La plupart des gangs ont d'abord émergé dans les bidonvilles près de la capitale, mais les résidents et les commerçants ont quitté ces zones en réaction, a déclaré James Boyard, expert en sécurité et professeur de relations internationales à l'Université d'État d'Haïti.

"Dans le but d'avoir accès à de nouvelles sources de revenus, les gangs cherchent maintenant à s'installer dans ce qui était autrefois des 'zones vertes', pour procéder à des enlèvements et des extorsions", a déclaré Boyard.

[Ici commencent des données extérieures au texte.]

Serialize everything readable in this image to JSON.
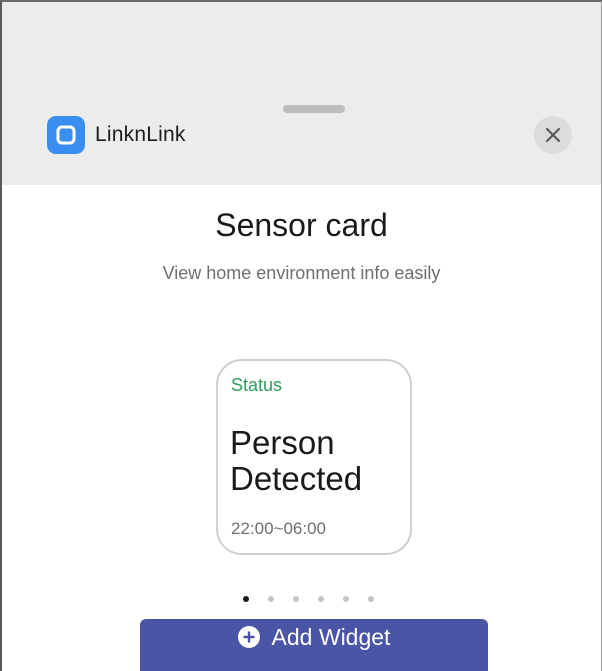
{
  "header": {
    "app_name": "LinknLink",
    "logo_icon": "linknlink-logo-icon",
    "close_icon": "close-icon"
  },
  "main": {
    "title": "Sensor card",
    "subtitle": "View home environment info easily"
  },
  "card": {
    "label": "Status",
    "value": "Person Detected",
    "time_range": "22:00~06:00",
    "label_color": "#2e9c5a"
  },
  "pager": {
    "count": 6,
    "active_index": 0
  },
  "footer": {
    "add_button_label": "Add Widget",
    "add_icon": "plus-circle-icon",
    "button_color": "#4a55a6"
  }
}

Haïti est désormais pris en otage par une coalition de gangs appelée G9 et dirigée par Jimmy "Barbecue" Cherizier, un ancien policier qui, en septembre, a entamé un blocus du terminal pétrolier de Varreux, un geste que Cherizier a qualifié de protestation contre un plan de réduction des subventions au carburant.

De nombreux Haïtiens, ainsi qu'un nombre croissant de décideurs américains, pensent que les riches Haïtiens financent les gangs pour servir leurs propres intérêts économiques.

Le blocus a laissé Haïti sans carburant, déclenchant des pénuries de nourriture et d'eau potable, au moment même où le pays est confronté à une épidémie de choléra. Les Nations Unies ont discuté d'une éventuelle force d'intervention pour lever le blocus et reprendre la distribution de carburant, mais on ne sait toujours pas qui la dirigerait.

La dernière grande force militaire étrangère en Haïti, une mission de l'ONU de 13 ans connue sous le nom de MINUSTAH, était profondément impopulaire lorsqu'elle a pris fin en 2017, en raison de preuves crédibles que ses troupes ont provoqué une épidémie de choléra en 2010, ainsi que d'accusations d'abus sexuels sur des jeunes filles mineures.

Les gangs sont également profondément enracinés dans la population civile, ce qui signifie qu'un assaut militaire standard contre eux comporterait des risques de pertes civiles importantes.

La police nationale d'Haïti n'a pas répondu aux demandes de commentaires sur l'incident du commissariat de police ou sur Ti Makak en général.

"LES MENACES NE SONT PAS VAINES".

Selon les habitants et les experts en sécurité, Ti Makak a désormais une forte emprise sur Laboule, une zone de collines escarpées et verdoyantes au sud de Port-au-Prince.

Depuis les années 1990, Laboule est peuplée de familles aisées attirées par l'air frais et les vues panoramiques, dont certaines ont construit des manoirs et des maisons de luxe. Les sous-districts de Laboule sont délimités par des numéros, et Laboule 12 a subi une augmentation significative de l'activité des gangs. Ses rues, qui pendant des années grouillaient de conducteurs, de vendeurs et de restaurateurs, sont de plus en plus vides.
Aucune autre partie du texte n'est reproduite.